The answer to this puzzlement is a combination of desperate fiscal policy and Elizabethan Poor Law ideology. As the Arkansas experience makes clear, work reporting requirements are a highly effective tool for disenrolling eligible Americans from Medicaid.
The budget (Table S-6) estimates that the coverage losses from a national mandate will save the federal government more than $130 billion over the next ten years. (This $130 billion is included in the $1.5 trillion in total cuts). Making the policy optional—i.e., giving the states the flexibility to decide whether to impose work reporting requirements—would greatly reduce the coverage losses and therefore the federal savings that the Administration needs to fill the deficit hole created by last year’s tax cuts. And for CMS Administrator Verma, reframing Medicaid as a welfare program and denying Medicaid coverage to the “able-bodied” has been a core mission.
The Administration budget contains over 20 other smaller proposals specific to Medicaid (my colleagues will unpack several of these in forthcoming blogs). Some, such as the proposal to allow states to apply assets tests to the MAGI eligibility groups, are designed to reinstate paperwork barriers to enrollment and to turn the clock back and rebrand Medicaid as a welfare program. It goes without saying, there is nothing to address the increasing child uninsured rate. But at least one of these proposals actually seems to be constructive: to allow states to extend Medicaid coverage for postpartum care for pregnant women with substance use disorder from 60 days to 12 months, helping to reduce the risk of maternal mortality.
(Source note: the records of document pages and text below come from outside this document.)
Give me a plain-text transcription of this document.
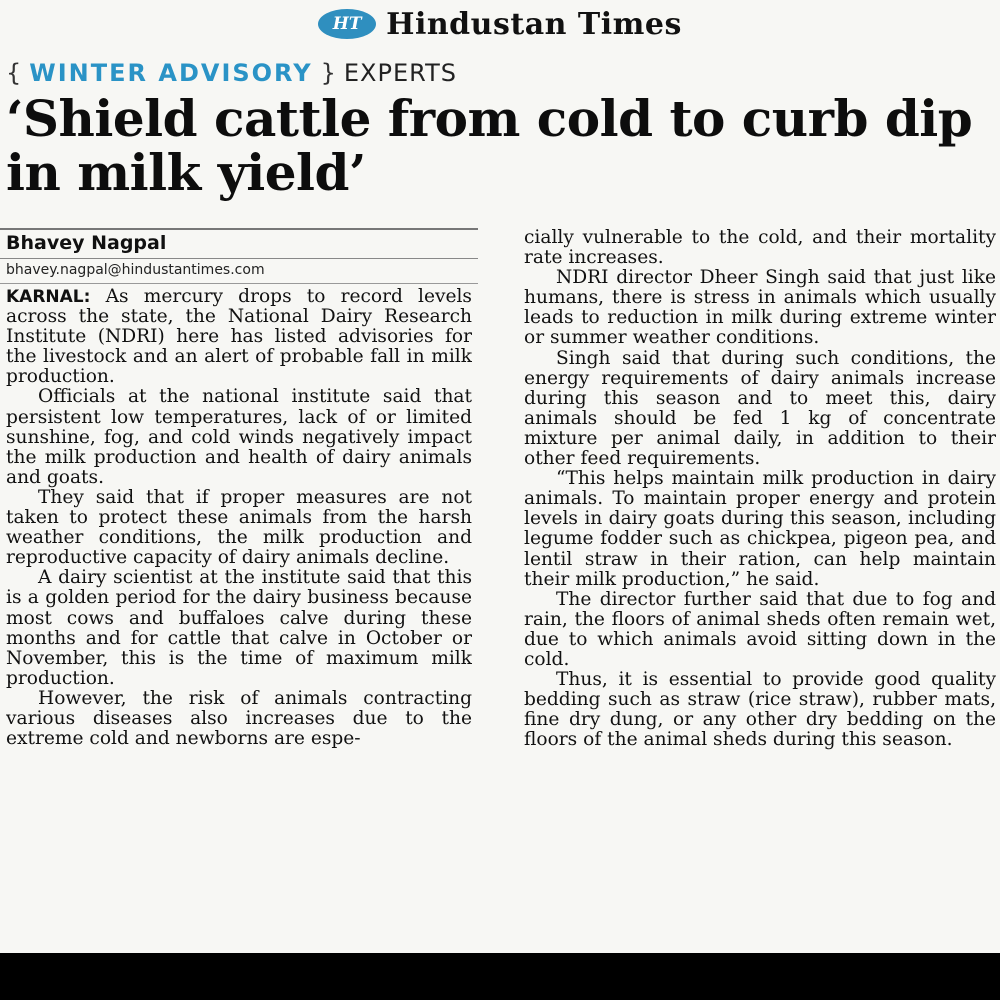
HT Hindustan Times
{ WINTER ADVISORY } EXPERTS
‘Shield cattle from cold to curb dip in milk yield’
Bhavey Nagpal
bhavey.nagpal@hindustantimes.com

KARNAL: As mercury drops to record levels across the state, the National Dairy Research Institute (NDRI) here has listed advisories for the livestock and an alert of probable fall in milk production.

Officials at the national institute said that persistent low temperatures, lack of or limited sunshine, fog, and cold winds negatively impact the milk production and health of dairy animals and goats.

They said that if proper measures are not taken to protect these animals from the harsh weather conditions, the milk production and reproductive capacity of dairy animals decline.

A dairy scientist at the institute said that this is a golden period for the dairy business because most cows and buffaloes calve during these months and for cattle that calve in October or November, this is the time of maximum milk production.

However, the risk of animals contracting various diseases also increases due to the extreme cold and newborns are espe-

cially vulnerable to the cold, and their mortality rate increases.

NDRI director Dheer Singh said that just like humans, there is stress in animals which usually leads to reduction in milk during extreme winter or summer weather conditions.

Singh said that during such conditions, the energy requirements of dairy animals increase during this season and to meet this, dairy animals should be fed 1 kg of concentrate mixture per animal daily, in addition to their other feed requirements.

“This helps maintain milk production in dairy animals. To maintain proper energy and protein levels in dairy goats during this season, including legume fodder such as chickpea, pigeon pea, and lentil straw in their ration, can help maintain their milk production,” he said.

The director further said that due to fog and rain, the floors of animal sheds often remain wet, due to which animals avoid sitting down in the cold.

Thus, it is essential to provide good quality bedding such as straw (rice straw), rubber mats, fine dry dung, or any other dry bedding on the floors of the animal sheds during this season.
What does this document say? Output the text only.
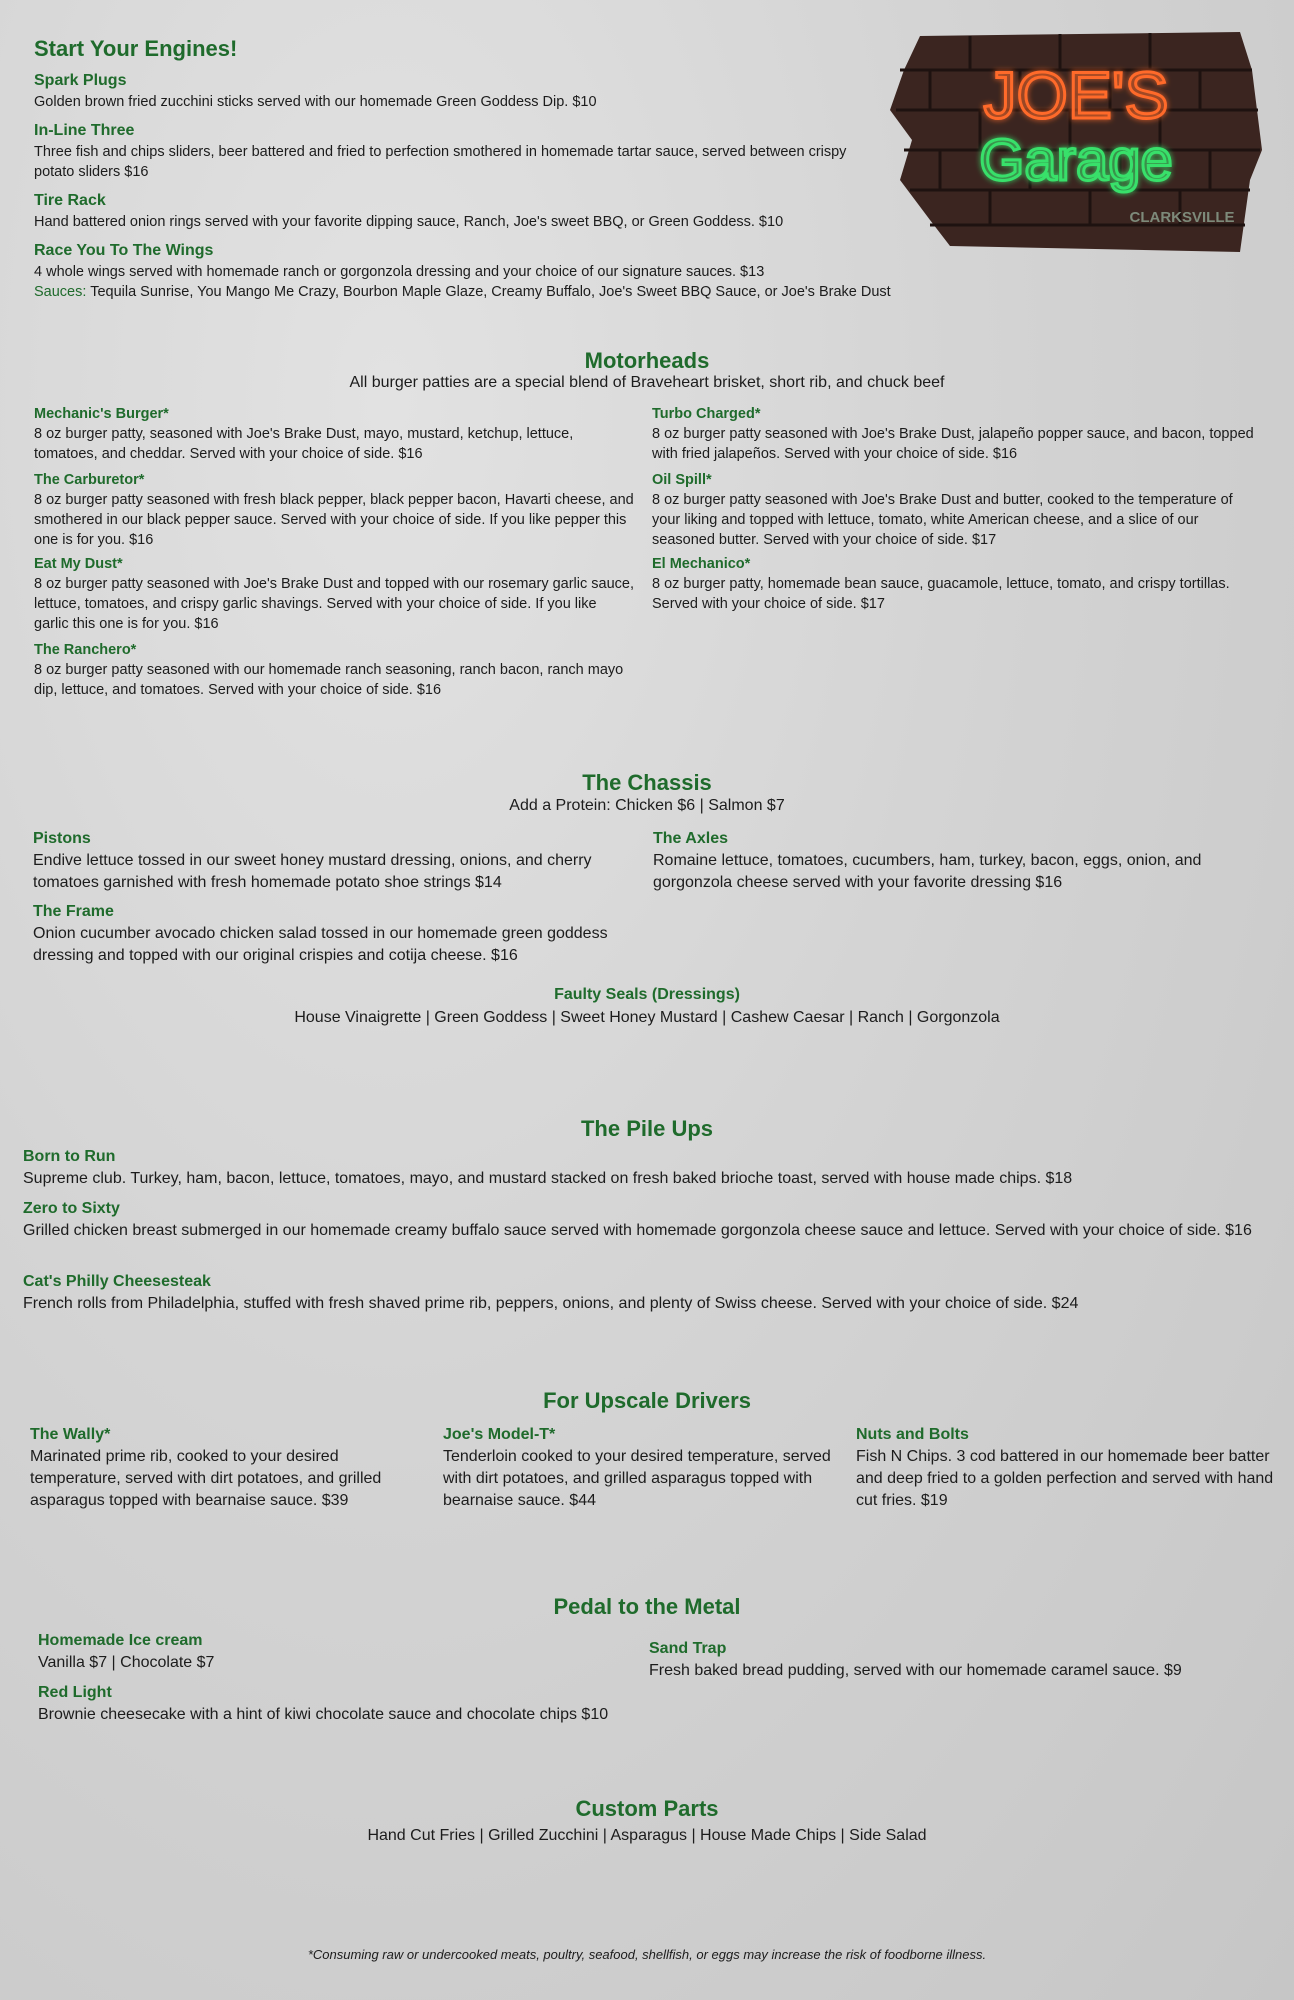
JOE'S
Garage
CLARKSVILLE
Start Your Engines!
Spark Plugs
Golden brown fried zucchini sticks served with our homemade Green Goddess Dip. $10
In-Line Three
Three fish and chips sliders, beer battered and fried to perfection smothered in homemade tartar sauce, served between crispy potato sliders $16
Tire Rack
Hand battered onion rings served with your favorite dipping sauce, Ranch, Joe's sweet BBQ, or Green Goddess. $10
Race You To The Wings
4 whole wings served with homemade ranch or gorgonzola dressing and your choice of our signature sauces. $13
Sauces: Tequila Sunrise, You Mango Me Crazy, Bourbon Maple Glaze, Creamy Buffalo, Joe's Sweet BBQ Sauce, or Joe's Brake Dust
Motorheads
All burger patties are a special blend of Braveheart brisket, short rib, and chuck beef
Mechanic's Burger*
8 oz burger patty, seasoned with Joe's Brake Dust, mayo, mustard, ketchup, lettuce, tomatoes, and cheddar. Served with your choice of side. $16
The Carburetor*
8 oz burger patty seasoned with fresh black pepper, black pepper bacon, Havarti cheese, and smothered in our black pepper sauce. Served with your choice of side. If you like pepper this one is for you. $16
Eat My Dust*
8 oz burger patty seasoned with Joe's Brake Dust and topped with our rosemary garlic sauce, lettuce, tomatoes, and crispy garlic shavings. Served with your choice of side. If you like garlic this one is for you. $16
The Ranchero*
8 oz burger patty seasoned with our homemade ranch seasoning, ranch bacon, ranch mayo dip, lettuce, and tomatoes. Served with your choice of side. $16
Turbo Charged*
8 oz burger patty seasoned with Joe's Brake Dust, jalapeño popper sauce, and bacon, topped with fried jalapeños. Served with your choice of side. $16
Oil Spill*
8 oz burger patty seasoned with Joe's Brake Dust and butter, cooked to the temperature of your liking and topped with lettuce, tomato, white American cheese, and a slice of our seasoned butter. Served with your choice of side. $17
El Mechanico*
8 oz burger patty, homemade bean sauce, guacamole, lettuce, tomato, and crispy tortillas. Served with your choice of side. $17
The Chassis
Add a Protein: Chicken $6 | Salmon $7
Pistons
Endive lettuce tossed in our sweet honey mustard dressing, onions, and cherry tomatoes garnished with fresh homemade potato shoe strings $14
The Frame
Onion cucumber avocado chicken salad tossed in our homemade green goddess dressing and topped with our original crispies and cotija cheese. $16
The Axles
Romaine lettuce, tomatoes, cucumbers, ham, turkey, bacon, eggs, onion, and gorgonzola cheese served with your favorite dressing $16
Faulty Seals (Dressings)
House Vinaigrette | Green Goddess | Sweet Honey Mustard | Cashew Caesar | Ranch | Gorgonzola
The Pile Ups
Born to Run
Supreme club. Turkey, ham, bacon, lettuce, tomatoes, mayo, and mustard stacked on fresh baked brioche toast, served with house made chips. $18
Zero to Sixty
Grilled chicken breast submerged in our homemade creamy buffalo sauce served with homemade gorgonzola cheese sauce and lettuce. Served with your choice of side. $16
Cat's Philly Cheesesteak
French rolls from Philadelphia, stuffed with fresh shaved prime rib, peppers, onions, and plenty of Swiss cheese. Served with your choice of side. $24
For Upscale Drivers
The Wally*
Marinated prime rib, cooked to your desired temperature, served with dirt potatoes, and grilled asparagus topped with bearnaise sauce. $39
Joe's Model-T*
Tenderloin cooked to your desired temperature, served with dirt potatoes, and grilled asparagus topped with bearnaise sauce. $44
Nuts and Bolts
Fish N Chips. 3 cod battered in our homemade beer batter and deep fried to a golden perfection and served with hand cut fries. $19
Pedal to the Metal
Homemade Ice cream
Vanilla $7 | Chocolate $7
Red Light
Brownie cheesecake with a hint of kiwi chocolate sauce and chocolate chips $10
Sand Trap
Fresh baked bread pudding, served with our homemade caramel sauce. $9
Custom Parts
Hand Cut Fries | Grilled Zucchini | Asparagus | House Made Chips | Side Salad
*Consuming raw or undercooked meats, poultry, seafood, shellfish, or eggs may increase the risk of foodborne illness.
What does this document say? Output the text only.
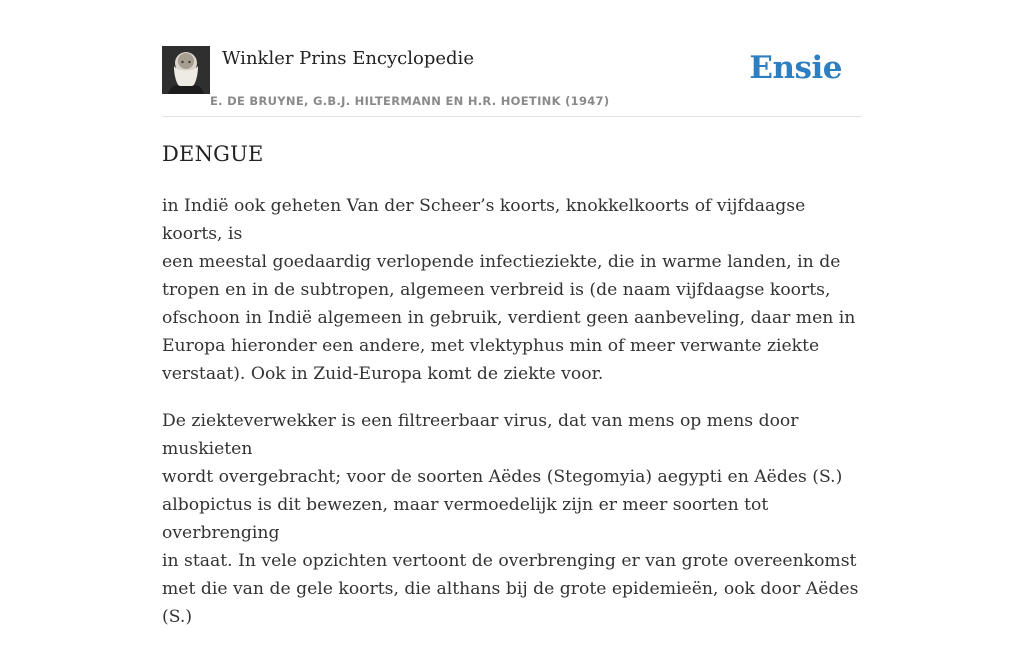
Winkler Prins Encyclopedie
E. DE BRUYNE, G.B.J. HILTERMANN EN H.R. HOETINK (1947)
Ensie
DENGUE

in Indië ook geheten Van der Scheer’s koorts, knokkelkoorts of vijfdaagse koorts, is
een meestal goedaardig verlopende infectieziekte, die in warme landen, in de
tropen en in de subtropen, algemeen verbreid is (de naam vijfdaagse koorts,
ofschoon in Indië algemeen in gebruik, verdient geen aanbeveling, daar men in
Europa hieronder een andere, met vlektyphus min of meer verwante ziekte
verstaat). Ook in Zuid-Europa komt de ziekte voor.

De ziekteverwekker is een filtreerbaar virus, dat van mens op mens door muskieten
wordt overgebracht; voor de soorten Aëdes (Stegomyia) aegypti en Aëdes (S.)
albopictus is dit bewezen, maar vermoedelijk zijn er meer soorten tot overbrenging
in staat. In vele opzichten vertoont de overbrenging er van grote overeenkomst
met die van de gele koorts, die althans bij de grote epidemieën, ook door Aëdes (S.)
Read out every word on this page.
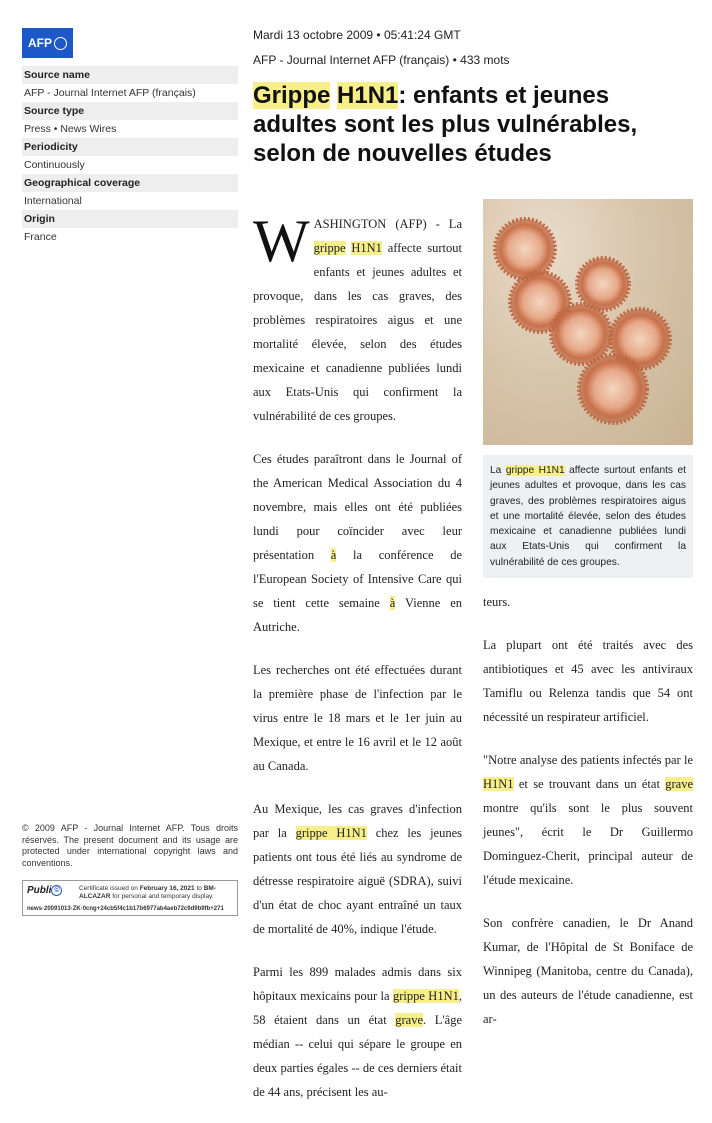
AFP
Source name
AFP - Journal Internet AFP (français)
Source type
Press • News Wires
Periodicity
Continuously
Geographical coverage
International
Origin
France
© 2009 AFP - Journal Internet AFP. Tous droits réservés. The present document and its usage are protected under international copyright laws and conventions.
Publi ©	Certificate issued on February 16, 2021 to BM-ALCAZAR for personal and temporary display.
news·20091013·ZK·0cng+24cb5f4c1b17b6977ab4aeb72c9d9b9fb+271
Mardi 13 octobre 2009 • 05:41:24 GMT
AFP - Journal Internet AFP (français) • 433 mots
Grippe H1N1: enfants et jeunes adultes sont les plus vulnérables, selon de nouvelles études

WASHINGTON (AFP) - La grippe H1N1 affecte surtout enfants et jeunes adultes et provoque, dans les cas graves, des problèmes respiratoires aigus et une mortalité élevée, selon des études mexicaine et canadienne publiées lundi aux Etats-Unis qui confirment la vulnérabilité de ces groupes.

Ces études paraîtront dans le Journal of the American Medical Association du 4 novembre, mais elles ont été publiées lundi pour coïncider avec leur présentation à la conférence de l'European Society of Intensive Care qui se tient cette semaine à Vienne en Autriche.

Les recherches ont été effectuées durant la première phase de l'infection par le virus entre le 18 mars et le 1er juin au Mexique, et entre le 16 avril et le 12 août au Canada.

Au Mexique, les cas graves d'infection par la grippe H1N1 chez les jeunes patients ont tous été liés au syndrome de détresse respiratoire aiguë (SDRA), suivi d'un état de choc ayant entraîné un taux de mortalité de 40%, indique l'étude.

Parmi les 899 malades admis dans six hôpitaux mexicains pour la grippe H1N1, 58 étaient dans un état grave. L'âge médian -- celui qui sépare le groupe en deux parties égales -- de ces derniers était de 44 ans, précisent les au-

La grippe H1N1 affecte surtout enfants et jeunes adultes et provoque, dans les cas graves, des problèmes respiratoires aigus et une mortalité élevée, selon des études mexicaine et canadienne publiées lundi aux Etats-Unis qui confirment la vulnérabilité de ces groupes.

teurs.

La plupart ont été traités avec des antibiotiques et 45 avec les antiviraux Tamiflu ou Relenza tandis que 54 ont nécessité un respirateur artificiel.

"Notre analyse des patients infectés par le H1N1 et se trouvant dans un état grave montre qu'ils sont le plus souvent jeunes", écrit le Dr Guillermo Dominguez-Cherit, principal auteur de l'étude mexicaine.

Son confrère canadien, le Dr Anand Kumar, de l'Hôpital de St Boniface de Winnipeg (Manitoba, centre du Canada), un des auteurs de l'étude canadienne, est ar-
Unfortunately, this proposal, and any other coverage expansion that a state might want to undertake, would be nullified by the proposed cap on federal Medicaid funding. Faced with a 27 percent cut in federal funding, states will simply not have the resources to fund their current coverage, much less take up any new coverage options.
So when you hear how the Administration budget will “empower” the states and consumers, think 1984, not 2020.